Der Fachverband der Chemischen Industrie Österreichs fordert ein rasches Maßnahmenpaket, um steigende Energiekosten und Wettbewerbsnachteile auszugleichen.
Die chemische Industrie in Österreich warnt vor zunehmenden Belastungen durch hohe Energiepreise. Laut dem Fachverband der Chemischen Industrie Österreichs (FCIO), der Unternehmen des Sektors mit Sitz in Wien vertritt, verschärft sich die Situation durch den geplanten deutschen Industriestrompreis. Die Bundesregierung in Berlin will die Stromkosten für energieintensive Betriebe auf rund fünf Cent/kWh senken. Österreichische Unternehmen zahlen im Durchschnitt rund 17 Cent/kWh und geraten aus Sicht des FCIO zunehmend ins Hintertreffen.
Obmann Ulrich Wieltsch sieht eine deutliche Wettbewerbsverzerrung innerhalb Mitteleuropas. Er erklärt, deutsche Firmen würden durch die staatlichen Entlastungen geringere Energiekosten tragen und damit Vorteile bei Investitionen und Produktion erhalten. Österreich müsse nachziehen, sonst verliere die Branche weiterhin Wertschöpfung, Arbeitsplätze und Investitionen. Wieltsch fordert ein umfassendes Maßnahmenpaket, das Stromkosten, Netzentgelte, Steuern und die CO2-Bepreisung umfasst.
Nationale Maßnahmen ungenügend
Das nationale Stromkosten-Ausgleichsgesetz (SAG) bewertet der FCIO als ersten Schritt. Der Umfang von insgesamt 150 Millionen Euro für zwei Jahre reicht nach Einschätzung der Branche jedoch nicht aus. Interne Berechnungen des Verbands zeigen, dass ein dem deutschen Modell ähnliches System einzelnen großen Chemieunternehmen jährliche Entlastungen zwischen 14 und 20 Millionen Euro bringen könnte. Der Verband fordert daher eine Ausweitung des SAG auf alle stromintensiven Chemiesektoren, die vollständige Nutzung der EU-rechtlich möglichen Kompensationshöhe sowie eine Verlängerung der Regelung bis 2030.
Zusätzlicher Handlungsbedarf ergibt sich aus Sicht der Branche bei der nationalen CO2-Bepreisung. Das Nationale Emissionszertifikatehandelsgesetz (NEHG) sieht Entlastungen für stark betroffene Unternehmen vor.

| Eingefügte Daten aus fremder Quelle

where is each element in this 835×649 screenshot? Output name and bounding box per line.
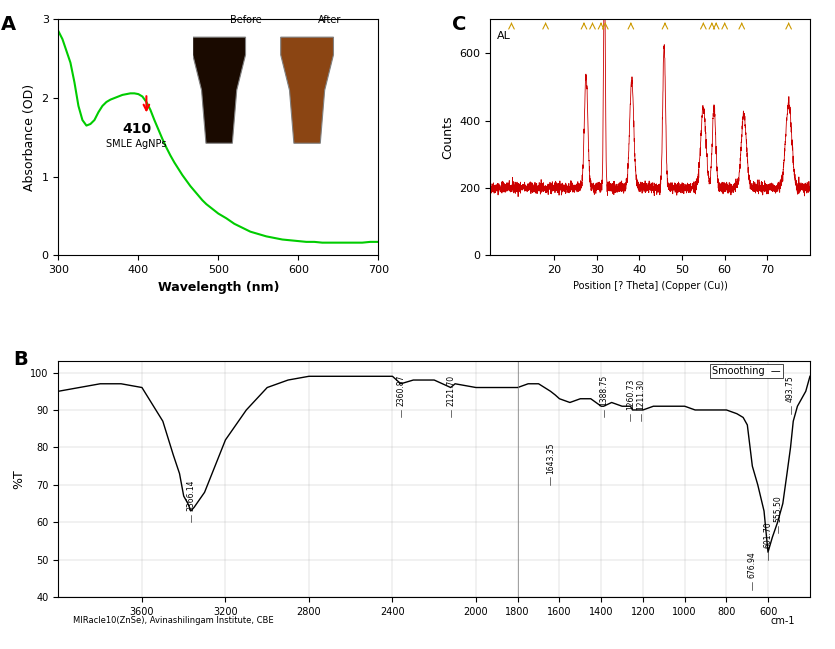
X-axis label: Position [? Theta] (Copper (Cu)): Position [? Theta] (Copper (Cu)) [573,280,727,291]
Text: 1260.73: 1260.73 [626,378,635,410]
Text: 676.94: 676.94 [748,552,757,578]
Text: B: B [13,350,28,369]
Text: 555.50: 555.50 [773,495,782,522]
Text: 493.75: 493.75 [786,376,795,402]
Text: 1388.75: 1388.75 [600,375,608,406]
Text: 601.70: 601.70 [763,522,772,548]
Text: 3366.14: 3366.14 [186,480,195,511]
Text: MIRacle10(ZnSe), Avinashilingam Institute, CBE: MIRacle10(ZnSe), Avinashilingam Institut… [73,616,274,625]
Y-axis label: Counts: Counts [441,116,453,159]
Text: 410: 410 [123,123,151,136]
Text: 2360.87: 2360.87 [397,375,405,406]
Text: 1643.35: 1643.35 [546,442,555,474]
Text: 1211.30: 1211.30 [636,379,645,410]
Text: C: C [452,15,466,34]
Text: AL: AL [497,31,510,42]
Text: SMLE AgNPs: SMLE AgNPs [106,139,167,149]
Text: 2121.70: 2121.70 [446,375,455,406]
Text: A: A [1,15,16,34]
X-axis label: Wavelength (nm): Wavelength (nm) [158,280,279,293]
Y-axis label: %T: %T [12,469,25,489]
Text: cm-1: cm-1 [771,616,795,626]
Y-axis label: Absorbance (OD): Absorbance (OD) [23,84,36,191]
Text: Smoothing  —: Smoothing — [712,366,781,376]
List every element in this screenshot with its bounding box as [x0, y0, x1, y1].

Diese müssten laut Wieltsch auch für die Jahre 2026 und 2027 gesichert werden, um Planungssicherheit herzustellen.
EU muss ebenfalls handeln
Der Verband fordert zudem Anpassungen auf europäischer Ebene. Die CO2-Bepreisung im EU-Emissionshandel (ETS) solle Anreize für Klimaschutzmaßnahmen setzen. Aufgrund der aktuell hohen Energiepreise wirkten die Kosten jedoch zusätzlich belastend. Besonders das geplante Auslaufen der Gratiszertifikate führe zu erheblichen Mehrbelastungen. Wieltsch spricht sich dafür aus, diese Regelung zu verschieben, solange Unternehmen wegen hoher Energiekosten kaum Spielraum für Investitionen hätten.
Nach Angaben des FCIO fließen Einnahmen aus der Auktionierung von Emissionszertifikaten überwiegend in das allgemeine Budget. Der Verband fordert, diese Gelder gezielt in die Entwicklung klimafreundlicher Produktionstechnologien zu investieren. Wieltsch betont, die Industrie trage über den Emissionshandel erheblich zum Staatshaushalt bei und benötige im Gegenzug Unterstützung, um ihre Wettbewerbsfähigkeit zu sichern.
Wieltsch erklärt, die chemische Industrie sei ein zentraler Zulieferer für nahezu alle produzierenden Sektoren. Die Branche benötige daher einen verlässlichen Rahmen, um dauerhaft wirtschaftlich produzieren zu können und ihre Rolle innerhalb der industriellen Wertschöpfungskette zu sichern.